UNRWA, badan PBB untuk pengungsi Palestina, menyatakan bahwa warga Gaza yang kelaparan tewas saat berusaha mendapatkan makanan untuk keluarga mereka.
Lembaga ini menyerukan kembalinya sistem distribusi bantuan yang “aman, efisien, dan luas,” sebagaimana yang pernah dikelola oleh PBB.
Sementara itu, Hamas menyebut titik distribusi bantuan telah berubah menjadi “perangkap kematian massal” dan menuntut pembentukan mekanisme internasional yang independen dan aman.
Mereka juga meminta negara-negara Arab dan Islam mengambil sikap tegas untuk menghentikan “pembantaian yang sedang berlangsung” dan mencabut blokade atas Gaza.
Rumah sakit di ambang kehancuran
Di sisi lain, sistem layanan kesehatan Gaza berada di ambang kehancuran total. Kementerian Kesehatan Gaza memperingatkan, jika pasokan bahan bakar tetap diblokir oleh tentara Israel, maka rumah sakit akan berhenti beroperasi dalam tiga hari ke depan.

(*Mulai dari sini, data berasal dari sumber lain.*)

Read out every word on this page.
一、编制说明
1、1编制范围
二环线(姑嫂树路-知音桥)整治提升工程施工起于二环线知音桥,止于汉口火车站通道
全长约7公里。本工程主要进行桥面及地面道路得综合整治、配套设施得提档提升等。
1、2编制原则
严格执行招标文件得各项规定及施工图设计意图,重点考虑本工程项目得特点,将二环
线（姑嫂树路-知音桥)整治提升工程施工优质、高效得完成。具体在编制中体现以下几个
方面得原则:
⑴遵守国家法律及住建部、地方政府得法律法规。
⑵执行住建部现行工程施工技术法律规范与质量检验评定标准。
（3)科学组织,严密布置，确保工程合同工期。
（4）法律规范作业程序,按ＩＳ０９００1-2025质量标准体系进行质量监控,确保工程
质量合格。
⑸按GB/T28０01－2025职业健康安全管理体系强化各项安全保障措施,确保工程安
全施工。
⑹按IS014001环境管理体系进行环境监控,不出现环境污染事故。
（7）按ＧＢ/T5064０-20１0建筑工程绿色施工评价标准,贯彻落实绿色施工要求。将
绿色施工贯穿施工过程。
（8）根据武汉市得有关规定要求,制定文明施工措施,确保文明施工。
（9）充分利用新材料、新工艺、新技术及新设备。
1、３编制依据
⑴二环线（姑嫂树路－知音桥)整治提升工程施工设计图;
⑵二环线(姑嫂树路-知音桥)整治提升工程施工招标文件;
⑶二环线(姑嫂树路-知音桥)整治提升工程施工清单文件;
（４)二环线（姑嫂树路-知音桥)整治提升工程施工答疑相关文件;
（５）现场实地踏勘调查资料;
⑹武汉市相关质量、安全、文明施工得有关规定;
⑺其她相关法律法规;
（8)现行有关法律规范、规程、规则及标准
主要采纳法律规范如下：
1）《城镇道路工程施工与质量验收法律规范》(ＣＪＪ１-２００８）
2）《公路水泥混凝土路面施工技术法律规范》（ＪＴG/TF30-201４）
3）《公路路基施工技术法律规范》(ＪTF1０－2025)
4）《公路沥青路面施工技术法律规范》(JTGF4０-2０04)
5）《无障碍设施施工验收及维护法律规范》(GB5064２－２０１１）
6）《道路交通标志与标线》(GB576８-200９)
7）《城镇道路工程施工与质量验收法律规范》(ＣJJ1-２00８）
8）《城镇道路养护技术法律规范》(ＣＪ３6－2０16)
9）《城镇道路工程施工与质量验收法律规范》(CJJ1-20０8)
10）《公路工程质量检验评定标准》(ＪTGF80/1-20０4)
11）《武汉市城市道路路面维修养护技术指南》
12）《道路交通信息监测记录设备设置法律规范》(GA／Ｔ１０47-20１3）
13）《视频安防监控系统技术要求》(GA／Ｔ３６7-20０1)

Menurut kementerian, lembaga-lembaga internasional dilarang mengakses gudang bahan bakar medis karena berada di zona merah operasi militer.
Padahal, rumah sakit di Gaza mengandalkan generator listrik untuk menopang layanan vital.
Kantor Koordinasi Kemanusiaan PBB (OCHA) menguatkan kekhawatiran itu. Dalam unggahan di platform X, mereka menyebut Gaza kehabisan bahan bakar, menyebabkan lumpuhnya layanan dasar kehidupan.
Rumah sakit tenggelam dalam kegelapan, air bersih menghilang, dan ambulans tak lagi bergerak.
UNRWA pun menambahkan bahwa sistem kesehatan di Gaza berada dalam kondisi kritis, dengan 45 persen dari stok obat-obatan dasar telah habis, dan seperempat dari stok yang tersisa diperkirakan akan habis dalam enam pekan ke depan.
Sejak dimulainya agresi Israel pada 7 Oktober 2023, serangan sistematis terhadap infrastruktur kesehatan Gaza telah melumpuhkan sebagian besar rumah sakit.
Saat ini, hanya 16 dari 38 rumah sakit yang masih beroperasi, itu pun hanya sebagian. Dari jumlah itu, lima merupakan rumah sakit pemerintah dan sebelas swasta.
Delapan rumah sakit lapangan masih memberikan layanan darurat, meskipun dalam kondisi sangat terbatas, di tengah situasi genosida yang telah berlangsung lebih dari satu tahun setengah.
Lebih dari 185.000 warga Palestina telah menjadi korban jiwa dan luka akibat agresi militer Israel, mayoritas adalah anak-anak dan perempuan.
Lebih dari 11.000 orang dilaporkan hilang. Ratusan ribu warga menjadi pengungsi di tanah mereka sendiri, menghadapi kelaparan akut yang telah merenggut banyak nyawa, termasuk anak-anak.